How many children did Scarlett O’Hara have? Three, in the novel. One, in the movie. None, in real life: she was a fictional character, she never existed. The show is the show, the books are the books; two different tellings of the same story.

There have been differences between the novels and the television show since the first episode of season one. And for just as long, I have been talking about the butterfly effect. Small changes lead to larger changes lead to huge changes. HBO is more than forty hours into the impossible and demanding task of adapting my lengthy (extremely) and complex (exceedingly) novels, with their layers of plots and subplots, their twists and contradictions and unreliable narrators, viewpoint shifts and ambiguities, and a cast of characters in the hundreds.

Martin also took the opportunity to commend HBO for its work on the show; he ended with a caution, “Sometimes butterflies grow into dragons.”

Nevertheless, the post was likely of little solace to fans, many of whom vented on Twitter after the episode:

Didn’t think it was possible, but that was the creepiest ending to a Game of Thrones episode ever.
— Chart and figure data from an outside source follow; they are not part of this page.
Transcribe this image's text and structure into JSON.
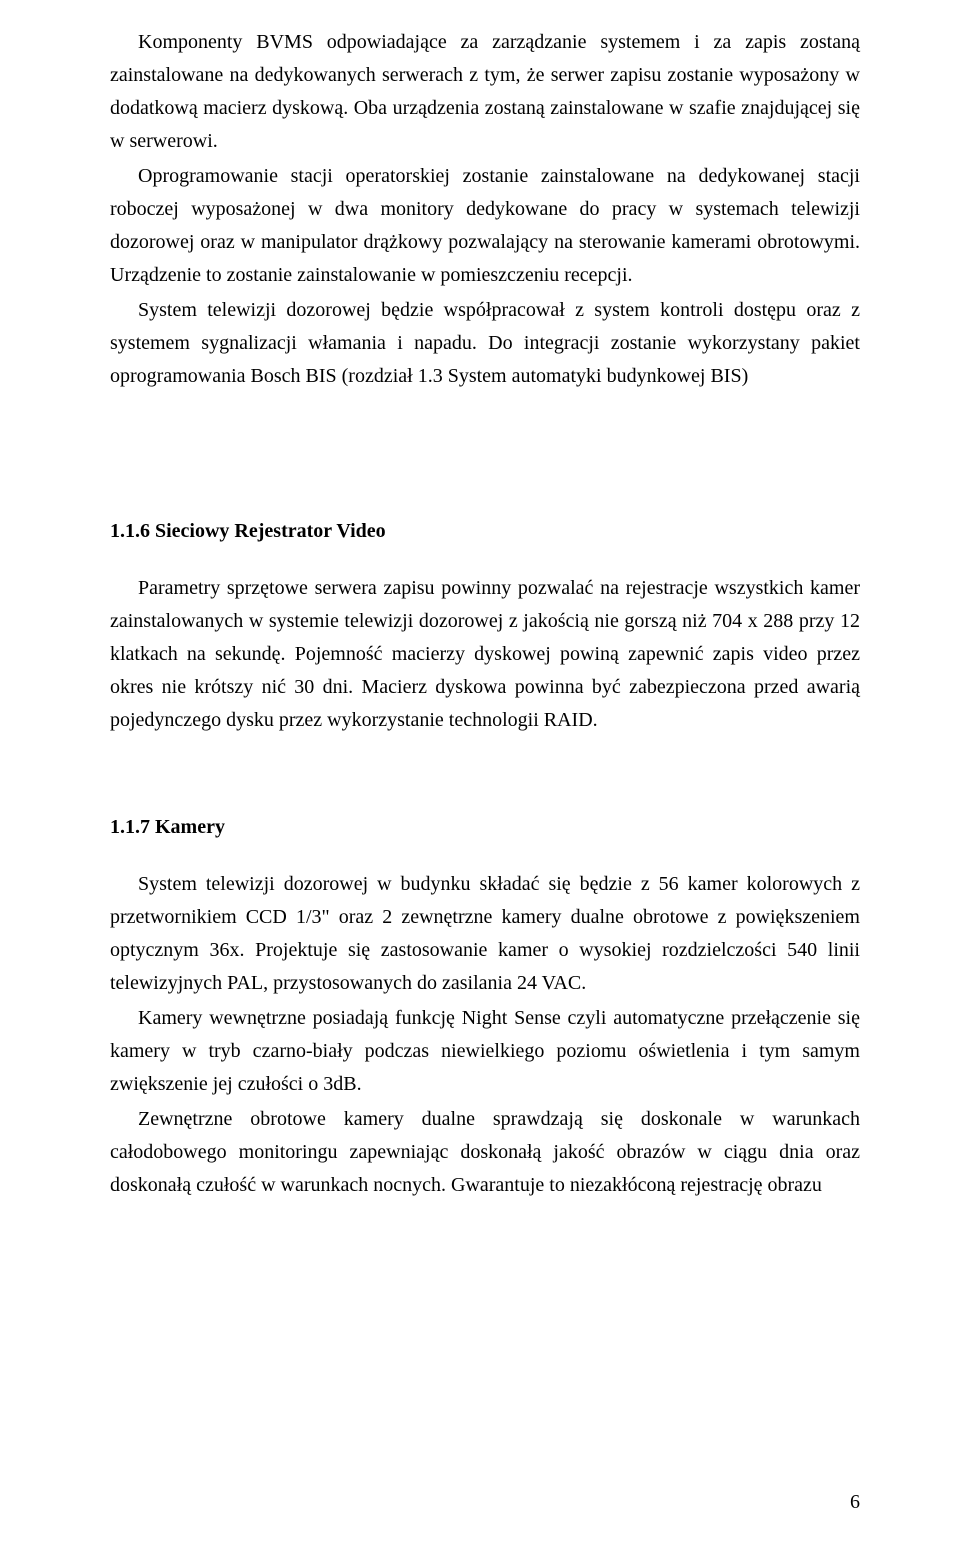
{
  "page": {
    "number": "6",
    "font_family": "Times New Roman",
    "body_fontsize_pt": 15,
    "text_color": "#000000",
    "background_color": "#ffffff"
  },
  "paragraphs": {
    "p1": "Komponenty BVMS odpowiadające za zarządzanie systemem i za zapis zostaną zainstalowane na dedykowanych serwerach z tym, że serwer zapisu zostanie wyposażony w  dodatkową macierz dyskową. Oba urządzenia zostaną zainstalowane w szafie znajdującej się w serwerowi.",
    "p2": "Oprogramowanie stacji operatorskiej zostanie zainstalowane na dedykowanej stacji roboczej wyposażonej w dwa monitory dedykowane do pracy w systemach telewizji dozorowej oraz w manipulator drążkowy pozwalający na sterowanie kamerami obrotowymi. Urządzenie to zostanie zainstalowanie w pomieszczeniu recepcji.",
    "p3": "System telewizji dozorowej będzie współpracował z system kontroli dostępu oraz z systemem sygnalizacji włamania i napadu. Do integracji zostanie wykorzystany pakiet oprogramowania Bosch BIS (rozdział 1.3 System automatyki budynkowej BIS)",
    "h1": "1.1.6    Sieciowy Rejestrator Video",
    "p4": "Parametry sprzętowe serwera zapisu powinny pozwalać na rejestracje wszystkich kamer zainstalowanych w systemie telewizji dozorowej z jakością nie gorszą niż 704 x 288 przy 12 klatkach na sekundę. Pojemność macierzy dyskowej powiną zapewnić zapis video przez okres nie krótszy nić 30 dni. Macierz dyskowa powinna być zabezpieczona przed awarią pojedynczego dysku przez wykorzystanie technologii RAID.",
    "h2": "1.1.7    Kamery",
    "p5": "System telewizji dozorowej w budynku składać się będzie z 56 kamer kolorowych z przetwornikiem CCD 1/3\" oraz  2 zewnętrzne kamery dualne obrotowe z powiększeniem optycznym 36x. Projektuje się zastosowanie kamer o wysokiej rozdzielczości 540 linii telewizyjnych PAL, przystosowanych do zasilania 24 VAC.",
    "p6": "Kamery wewnętrzne posiadają funkcję Night Sense czyli automatyczne przełączenie się kamery w tryb czarno-biały podczas niewielkiego poziomu oświetlenia i tym samym zwiększenie jej czułości o 3dB.",
    "p7": "Zewnętrzne obrotowe kamery dualne sprawdzają się doskonale w warunkach całodobowego monitoringu zapewniając doskonałą jakość obrazów w ciągu dnia oraz doskonałą czułość w warunkach nocnych. Gwarantuje to niezakłóconą rejestrację obrazu"
  }
}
— Clay Travis (@ClayTravisBGID) May 18, 2015

Ok this is never meant to happen to Sansa Stark. @GameOfThrones is about to lose me. #TheNorthRemembers #GameofThrones

— Jamie Tarabay (@jamietarabay) May 18, 2015

Regretfully I am unable to attend your wedding as I’ve watched every season of Game of Thrones

— Grant Tanaka (@GrantTanaka) May 17, 2015

Really. I think tonight’s #BlackWedding was way more disturbing than the Red Wedding. By a lot. #GameofThrones

— Hayes Brown (@HayesBrown) May 18, 2015

Current status:

▫️OK
▫️Not OK
✔️emotionally traumatized by Game of Thrones

— Tyrion Lannister (@GoT_Tyrion) May 18, 2015

Then again, Sophie Turner, the actress who plays Sansa Stark, says she “secretly loved” the scene — or, rather, the challenge of acting it out.